Generally, a reputation-based trust management system is vulnerable to ballot stuffing and bad-mouthing attacks, identity change attacks, etc. [63, 64] (Section 2). Our proposition allows to mitigate identity change attacks, thanks to identity management integrated in the secure exchange mechanism of context information. It also makes it possible to mitigate attacks on the trust score by evaluating the behavior of context sources and the reliability of the context information they transmit.

In addition, the data used by the Bayesian network to evaluate the reliability of the context information are provided manually. As introduced in Section 3, the UPM module can continuously train the Bayesian network with the new user profile data. Thus, the more the user profile data are, the more effective the Bayesian network will be in determining the reliability of the context information.

6. Conclusion

In this paper, we presented a secure context-awareness management system in an IoT environment. This system ensures the secure exchange of context information and enables the detection of malicious or compromised context sources. It also allows the context-aware security and privacy system, CASPaaS, to avoid making erroneous decisions to adapt security and privacy mechanisms. Indeed, thanks to the antireplay mechanism and the reliability of context information, CASPaaS will process only reliable context information. The proposed solution was implemented and evaluated with MQTT-based communications. The evaluation proved its effectiveness compared to the SSL/TLS protocol. The evaluation also proved the effectiveness of the trust management mechanism in terms of detection accuracy and speed. The overall impact of the solution in a context-aware security and privacy system is acceptable considering the number of nodes a user may have in the smart city. The obtained results show that using the user’s profile in detecting unreliable context information can yield good results.

However, this work has some limitations. For example, the used user profile information is static and provided manually. So, it could be interesting to make the user profile information dynamic and automatically enriched. Also, our proposal was validated using data that are provided in lab. So, we have to assess the real effectiveness of our proposal on real-world cases. Thus, we plan to perform tests with real data that we will generate in the near future.

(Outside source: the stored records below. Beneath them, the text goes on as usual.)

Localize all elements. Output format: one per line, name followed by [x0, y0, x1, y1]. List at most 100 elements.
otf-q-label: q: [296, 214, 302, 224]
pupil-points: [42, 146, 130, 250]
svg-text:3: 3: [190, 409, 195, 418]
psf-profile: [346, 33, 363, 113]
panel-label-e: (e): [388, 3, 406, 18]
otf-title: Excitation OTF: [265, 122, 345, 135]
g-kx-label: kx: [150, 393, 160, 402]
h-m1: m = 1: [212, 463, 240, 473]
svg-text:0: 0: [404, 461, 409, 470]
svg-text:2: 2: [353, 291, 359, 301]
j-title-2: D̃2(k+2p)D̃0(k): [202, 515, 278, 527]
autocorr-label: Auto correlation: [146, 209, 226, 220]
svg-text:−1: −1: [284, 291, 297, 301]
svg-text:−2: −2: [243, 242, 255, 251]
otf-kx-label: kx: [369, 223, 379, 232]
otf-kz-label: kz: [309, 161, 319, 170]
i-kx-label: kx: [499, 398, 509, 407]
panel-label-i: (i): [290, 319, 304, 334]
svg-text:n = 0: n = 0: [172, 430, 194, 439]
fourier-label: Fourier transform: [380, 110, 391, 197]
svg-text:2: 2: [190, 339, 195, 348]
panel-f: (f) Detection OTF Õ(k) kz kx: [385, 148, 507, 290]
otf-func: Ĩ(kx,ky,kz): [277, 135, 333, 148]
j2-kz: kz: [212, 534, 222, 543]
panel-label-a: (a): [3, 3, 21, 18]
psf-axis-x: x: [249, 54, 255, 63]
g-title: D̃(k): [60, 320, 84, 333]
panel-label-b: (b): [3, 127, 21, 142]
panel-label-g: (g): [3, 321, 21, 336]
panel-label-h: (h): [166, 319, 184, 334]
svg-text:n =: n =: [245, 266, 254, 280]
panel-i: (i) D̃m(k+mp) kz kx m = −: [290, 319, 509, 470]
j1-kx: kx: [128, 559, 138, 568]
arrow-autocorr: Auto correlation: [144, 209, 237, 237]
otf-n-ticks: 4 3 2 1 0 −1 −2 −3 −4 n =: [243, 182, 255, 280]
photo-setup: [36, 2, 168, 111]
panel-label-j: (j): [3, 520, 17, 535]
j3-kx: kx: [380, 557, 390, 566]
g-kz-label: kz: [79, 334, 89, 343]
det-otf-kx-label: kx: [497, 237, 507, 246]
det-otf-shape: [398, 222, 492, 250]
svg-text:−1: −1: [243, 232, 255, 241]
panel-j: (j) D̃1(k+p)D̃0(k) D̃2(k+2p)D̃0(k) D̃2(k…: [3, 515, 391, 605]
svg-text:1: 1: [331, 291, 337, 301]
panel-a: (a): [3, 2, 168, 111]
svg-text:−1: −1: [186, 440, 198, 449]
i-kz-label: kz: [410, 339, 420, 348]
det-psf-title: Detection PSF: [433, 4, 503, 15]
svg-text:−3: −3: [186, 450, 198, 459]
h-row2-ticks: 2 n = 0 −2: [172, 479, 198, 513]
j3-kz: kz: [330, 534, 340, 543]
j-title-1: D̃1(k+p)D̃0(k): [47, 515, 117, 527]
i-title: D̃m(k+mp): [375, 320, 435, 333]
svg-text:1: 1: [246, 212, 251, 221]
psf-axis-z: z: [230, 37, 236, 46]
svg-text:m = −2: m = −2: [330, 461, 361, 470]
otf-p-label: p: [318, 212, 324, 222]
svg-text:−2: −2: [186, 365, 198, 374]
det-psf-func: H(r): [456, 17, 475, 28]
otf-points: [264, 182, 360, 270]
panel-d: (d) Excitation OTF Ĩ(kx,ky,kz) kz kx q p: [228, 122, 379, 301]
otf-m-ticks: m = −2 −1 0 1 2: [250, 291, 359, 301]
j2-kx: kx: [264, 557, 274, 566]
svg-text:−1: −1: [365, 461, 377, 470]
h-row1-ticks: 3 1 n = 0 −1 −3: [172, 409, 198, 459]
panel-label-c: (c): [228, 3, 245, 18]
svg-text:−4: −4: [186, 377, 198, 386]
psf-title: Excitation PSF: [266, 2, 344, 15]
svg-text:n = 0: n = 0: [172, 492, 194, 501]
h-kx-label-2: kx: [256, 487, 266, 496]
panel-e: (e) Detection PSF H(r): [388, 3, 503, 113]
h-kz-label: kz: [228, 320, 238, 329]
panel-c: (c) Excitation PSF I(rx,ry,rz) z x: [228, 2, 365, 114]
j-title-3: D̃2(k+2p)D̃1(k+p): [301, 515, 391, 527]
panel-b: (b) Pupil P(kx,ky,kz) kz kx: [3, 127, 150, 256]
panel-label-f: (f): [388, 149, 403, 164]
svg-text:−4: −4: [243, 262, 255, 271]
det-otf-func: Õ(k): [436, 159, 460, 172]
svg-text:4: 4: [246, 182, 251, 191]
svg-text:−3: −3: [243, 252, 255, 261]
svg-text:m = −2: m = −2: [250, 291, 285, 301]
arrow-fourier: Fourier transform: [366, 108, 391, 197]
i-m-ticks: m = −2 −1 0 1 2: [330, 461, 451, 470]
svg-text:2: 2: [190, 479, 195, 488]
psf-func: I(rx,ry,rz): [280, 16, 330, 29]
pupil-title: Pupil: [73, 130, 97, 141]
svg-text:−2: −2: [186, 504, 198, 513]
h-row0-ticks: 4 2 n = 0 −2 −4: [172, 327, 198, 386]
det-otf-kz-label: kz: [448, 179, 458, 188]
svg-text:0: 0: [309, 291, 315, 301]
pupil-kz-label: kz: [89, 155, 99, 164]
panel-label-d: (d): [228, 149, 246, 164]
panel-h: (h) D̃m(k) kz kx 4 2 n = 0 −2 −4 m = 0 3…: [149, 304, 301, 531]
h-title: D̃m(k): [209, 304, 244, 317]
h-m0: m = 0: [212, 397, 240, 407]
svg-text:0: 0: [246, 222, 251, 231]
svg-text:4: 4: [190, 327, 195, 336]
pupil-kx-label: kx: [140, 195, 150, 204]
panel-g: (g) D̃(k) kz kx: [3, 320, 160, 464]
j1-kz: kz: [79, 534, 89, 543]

Another interesting future work consists in implementing the solution with hardware security and evaluating its impact on all the mechanisms proposed in this work. In addition, the implementation of some other modules of the proposed CASPaaS architecture [7] is underway, and the achievement of the implementation of the entire system will allow us to evaluate its overall performance in a practical IoT application such as e-Health.

Data Availability

The experiment results data that support the findings of this study are available from the corresponding author upon reasonable request.

Conflicts of Interest

The authors declare that there are no conflicts of interest regarding the publication of this paper.